Pot-pourri
L'horror vanta una quantità esorbitante di archetipi e sottogeneri che hanno plasmato l'immaginario collettivo nel corso dei secoli. Riletture, mescolanze e ribaltamenti di questo immaginario e dei suoi protagonisti permettono al genere di rimanere in piedi, così che ancora oggi si parli con fascinazione di demoni, vampiri e fantasmi, pur non essendo più questi gli stessi di duecento anni fa.
Resident Evil Village è a suo modo tante cose: un horror gotico popolato da vampiri e licantropi, un'avventura barocca, un soft-horror tesissimo e dalle venature psicologiche, una parodia nient' affatto velata, un action fantascientifico e una fiaba oscura. I suoi personaggi sono sempre ridicoli e farseschi e nulla di quello che accade su schermo chiede di essere preso sul serio, partendo dalle premesse stesse su cui viene imbastita la trama. Eppure l'atmosfera rimane serrata su toni cupissimi almeno per tutta la prima metà, che è anche la più ispirata e l'unica probabilmente che vi rimarrà impressa.
Come per il suo predecessore, anche in Village la parte più succosa è il prologo, fino all'arrivo al castello. Qui giocherete con il fiato sospeso e gli occhi spalancati per il terrore e la meraviglia del tutto. Il castello Dimitrescu, con Alcina e le sue figlie, è un capolavoro di luci e design, mentre l'impalcatura sonora che abita tutte le centinaia di stanze de castello obbligano il giocatore a rimanere sempre sull'attenti. Questa è anche la parte più simile, per costruzione, alla dimora dei Baker di Resident Evil 7.
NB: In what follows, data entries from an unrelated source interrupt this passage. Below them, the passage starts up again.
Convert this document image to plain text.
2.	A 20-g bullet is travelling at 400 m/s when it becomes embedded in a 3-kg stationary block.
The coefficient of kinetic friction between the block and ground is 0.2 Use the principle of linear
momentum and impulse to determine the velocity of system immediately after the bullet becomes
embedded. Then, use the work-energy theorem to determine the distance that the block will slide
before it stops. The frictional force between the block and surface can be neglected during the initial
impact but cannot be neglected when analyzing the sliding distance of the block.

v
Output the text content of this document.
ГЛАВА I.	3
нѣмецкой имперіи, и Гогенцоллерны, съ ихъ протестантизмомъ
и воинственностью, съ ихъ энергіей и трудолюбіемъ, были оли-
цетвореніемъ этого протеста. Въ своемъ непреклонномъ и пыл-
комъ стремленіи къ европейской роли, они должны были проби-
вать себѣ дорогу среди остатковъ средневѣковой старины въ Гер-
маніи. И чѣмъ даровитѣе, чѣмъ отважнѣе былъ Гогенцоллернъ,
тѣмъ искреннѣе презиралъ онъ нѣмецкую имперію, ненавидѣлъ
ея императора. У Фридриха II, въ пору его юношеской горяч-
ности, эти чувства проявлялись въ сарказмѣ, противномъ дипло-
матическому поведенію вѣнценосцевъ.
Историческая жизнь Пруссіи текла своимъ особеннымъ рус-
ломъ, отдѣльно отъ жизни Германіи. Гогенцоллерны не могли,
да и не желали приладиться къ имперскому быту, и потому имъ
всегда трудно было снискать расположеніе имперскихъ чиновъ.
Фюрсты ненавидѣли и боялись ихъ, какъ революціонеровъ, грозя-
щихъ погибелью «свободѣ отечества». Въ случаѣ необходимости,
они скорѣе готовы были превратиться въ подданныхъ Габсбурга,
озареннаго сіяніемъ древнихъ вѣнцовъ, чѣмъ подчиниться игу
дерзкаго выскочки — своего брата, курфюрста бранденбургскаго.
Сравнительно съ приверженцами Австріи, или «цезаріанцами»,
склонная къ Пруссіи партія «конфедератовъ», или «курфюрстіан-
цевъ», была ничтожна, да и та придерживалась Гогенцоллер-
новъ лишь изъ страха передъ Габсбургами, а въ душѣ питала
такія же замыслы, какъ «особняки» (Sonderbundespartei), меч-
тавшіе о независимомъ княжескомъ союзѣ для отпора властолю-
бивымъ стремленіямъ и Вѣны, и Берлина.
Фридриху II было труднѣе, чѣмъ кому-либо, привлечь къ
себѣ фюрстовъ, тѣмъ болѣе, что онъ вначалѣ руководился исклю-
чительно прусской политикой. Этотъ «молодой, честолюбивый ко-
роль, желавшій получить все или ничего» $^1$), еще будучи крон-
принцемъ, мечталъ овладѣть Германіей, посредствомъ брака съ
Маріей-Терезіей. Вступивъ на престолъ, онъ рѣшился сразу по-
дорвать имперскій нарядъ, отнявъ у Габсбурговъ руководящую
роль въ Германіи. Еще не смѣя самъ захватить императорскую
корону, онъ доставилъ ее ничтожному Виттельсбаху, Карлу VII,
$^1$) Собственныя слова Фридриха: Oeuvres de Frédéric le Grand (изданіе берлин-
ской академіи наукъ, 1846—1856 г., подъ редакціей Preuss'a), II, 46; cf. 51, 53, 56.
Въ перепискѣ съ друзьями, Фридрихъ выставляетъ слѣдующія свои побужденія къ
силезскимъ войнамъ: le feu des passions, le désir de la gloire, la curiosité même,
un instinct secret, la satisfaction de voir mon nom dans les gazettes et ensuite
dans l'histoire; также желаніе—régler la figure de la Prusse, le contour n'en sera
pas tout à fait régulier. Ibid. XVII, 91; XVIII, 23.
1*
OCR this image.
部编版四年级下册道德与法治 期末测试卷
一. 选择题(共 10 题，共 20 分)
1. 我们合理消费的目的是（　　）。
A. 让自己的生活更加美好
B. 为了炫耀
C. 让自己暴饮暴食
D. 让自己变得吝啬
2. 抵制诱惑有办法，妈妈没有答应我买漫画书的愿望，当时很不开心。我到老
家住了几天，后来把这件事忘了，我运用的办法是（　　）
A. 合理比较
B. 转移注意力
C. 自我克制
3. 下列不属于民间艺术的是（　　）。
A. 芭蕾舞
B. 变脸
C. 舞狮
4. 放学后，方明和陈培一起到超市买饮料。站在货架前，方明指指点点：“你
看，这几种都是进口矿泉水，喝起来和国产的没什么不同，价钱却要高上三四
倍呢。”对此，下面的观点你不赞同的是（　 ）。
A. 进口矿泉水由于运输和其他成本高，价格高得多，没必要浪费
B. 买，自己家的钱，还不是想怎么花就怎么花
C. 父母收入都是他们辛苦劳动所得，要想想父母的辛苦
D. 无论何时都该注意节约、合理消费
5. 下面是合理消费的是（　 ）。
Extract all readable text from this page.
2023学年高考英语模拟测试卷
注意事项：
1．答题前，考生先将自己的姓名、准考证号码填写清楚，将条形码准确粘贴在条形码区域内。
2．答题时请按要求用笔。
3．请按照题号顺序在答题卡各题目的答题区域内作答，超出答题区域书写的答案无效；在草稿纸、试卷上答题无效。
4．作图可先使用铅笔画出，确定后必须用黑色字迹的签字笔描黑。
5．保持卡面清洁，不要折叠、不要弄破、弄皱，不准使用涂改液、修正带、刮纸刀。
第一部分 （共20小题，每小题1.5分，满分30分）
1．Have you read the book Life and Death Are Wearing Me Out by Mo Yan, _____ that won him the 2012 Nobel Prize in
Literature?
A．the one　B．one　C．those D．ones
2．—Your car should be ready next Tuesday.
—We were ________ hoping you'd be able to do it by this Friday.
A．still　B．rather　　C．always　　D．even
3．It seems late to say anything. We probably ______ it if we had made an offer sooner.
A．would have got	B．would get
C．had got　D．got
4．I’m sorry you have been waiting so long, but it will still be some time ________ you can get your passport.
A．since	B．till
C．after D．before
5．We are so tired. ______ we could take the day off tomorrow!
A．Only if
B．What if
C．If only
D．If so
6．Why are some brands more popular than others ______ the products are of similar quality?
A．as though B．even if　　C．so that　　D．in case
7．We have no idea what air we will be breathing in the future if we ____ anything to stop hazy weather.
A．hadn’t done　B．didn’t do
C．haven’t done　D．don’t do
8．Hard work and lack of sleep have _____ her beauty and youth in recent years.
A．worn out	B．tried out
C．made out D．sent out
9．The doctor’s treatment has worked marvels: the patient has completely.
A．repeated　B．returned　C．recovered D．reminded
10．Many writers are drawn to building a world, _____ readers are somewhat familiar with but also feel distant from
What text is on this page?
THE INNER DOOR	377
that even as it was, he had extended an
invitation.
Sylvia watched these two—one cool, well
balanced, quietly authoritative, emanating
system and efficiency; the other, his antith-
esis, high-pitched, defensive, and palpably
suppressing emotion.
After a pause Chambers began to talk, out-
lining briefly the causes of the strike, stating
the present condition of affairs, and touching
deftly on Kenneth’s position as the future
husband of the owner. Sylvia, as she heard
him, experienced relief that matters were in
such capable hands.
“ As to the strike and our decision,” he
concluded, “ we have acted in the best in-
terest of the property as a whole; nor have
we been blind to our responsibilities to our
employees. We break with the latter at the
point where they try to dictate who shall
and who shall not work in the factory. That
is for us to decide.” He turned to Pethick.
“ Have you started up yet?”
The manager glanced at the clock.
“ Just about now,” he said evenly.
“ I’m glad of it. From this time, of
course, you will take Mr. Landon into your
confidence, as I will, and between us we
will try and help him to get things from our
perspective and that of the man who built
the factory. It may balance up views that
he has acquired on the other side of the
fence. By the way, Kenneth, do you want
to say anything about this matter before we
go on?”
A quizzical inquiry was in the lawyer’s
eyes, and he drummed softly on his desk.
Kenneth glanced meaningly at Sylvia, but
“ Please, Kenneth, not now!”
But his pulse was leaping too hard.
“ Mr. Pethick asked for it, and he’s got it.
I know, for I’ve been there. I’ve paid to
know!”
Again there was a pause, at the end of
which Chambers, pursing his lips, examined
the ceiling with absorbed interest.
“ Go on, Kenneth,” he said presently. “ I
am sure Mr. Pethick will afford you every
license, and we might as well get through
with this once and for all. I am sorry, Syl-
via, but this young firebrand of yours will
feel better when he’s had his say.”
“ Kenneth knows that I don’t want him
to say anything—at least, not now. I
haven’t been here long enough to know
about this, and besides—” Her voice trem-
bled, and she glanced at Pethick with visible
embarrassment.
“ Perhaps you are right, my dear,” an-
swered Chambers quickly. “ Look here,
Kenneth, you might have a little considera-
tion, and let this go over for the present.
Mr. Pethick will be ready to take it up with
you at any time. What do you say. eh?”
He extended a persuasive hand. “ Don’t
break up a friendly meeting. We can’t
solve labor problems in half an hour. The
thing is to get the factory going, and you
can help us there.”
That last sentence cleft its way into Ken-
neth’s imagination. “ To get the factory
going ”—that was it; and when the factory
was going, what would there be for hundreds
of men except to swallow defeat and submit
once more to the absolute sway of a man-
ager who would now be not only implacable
Già con Villa Benevento vi renderete conto che, per ogni zona nuova in cui vi troverete, il gioco vi chiederà approcci e attenzioni diverse. Qui, per esempio, non avrete armi, e tutto ciò che vi si chiederà di farà sarà risolvere enigmi a catena, tutti piuttosto semplici rispettando una tradizione avviata già con il precedente capitolo. Questo fino a quando non si spegneranno le luci. Lì, poi, dovrete nascondervi. È la parte più ansiogena del gioco e la più vicina agli stilemi imposti da recenti horror di successo come Outlast.
Andando avanti, il gioco vi chiederà sempre meno di risolvere enigmi e sempre più di scaricare il vostro arsenale contro orde di nemici di ogni tipo. Se non vi piace sparare, potrete disinstallare il gioco appena sconfitto Moreau, il terzo dei quattro guardiani del villaggio.
Il villaggio è liberamente esplorabile, ma non c'è nulla di realmente interessante e le attività da svolgere si riducono a due: sparare ai lycan e raccogliere munizioni/tesori nascosti. Le aree precedentemente esplorate come il castello o la Villa non sono invece più esplorabili dopo aver concluso le sezioni narrative al loro interno, ma sarebbe stato più interessante poter tornare ad esplorare quelle aree, magari con qualche boss segreto all'interno.
Le bosse fight sono tutte incredibilmente semplici, al punto da risultare quasi un anti-climax rispetto a tutto ciò che il gioco ci ha proposto nelle sezioni precedenti allo scontro. Si risolvono sparando con molta calma contro nemici goffi e lenti, e in un caso lo scontro non è proprio presente.
Cosa dire, quindi? Un'esperienza che raccoglie quasi ogni forma di horror pensabile e sperimentabile in una manciata di ore (circa dieci), che coinvolge - tanto - nella prima parte con soluzioni visive di grande impatto e un'atmosfera perfetta, da manuale, e scema vistosamente nella seconda metà, che diverte rinunciando alla freschezza che aveva caratterizzato il gioco dalle prime battute. Certo che, se amate sparare con armi sempre più grosse e pacchiane, non avrete di che lamentarvi. Quello che manca, invece, alla totalità dell'esperienza è un concreto livello di sfida: se le boss fight sono semplici e l'esplorazione fin troppo lineare, gli enigmi sono invece a prova di deficienza.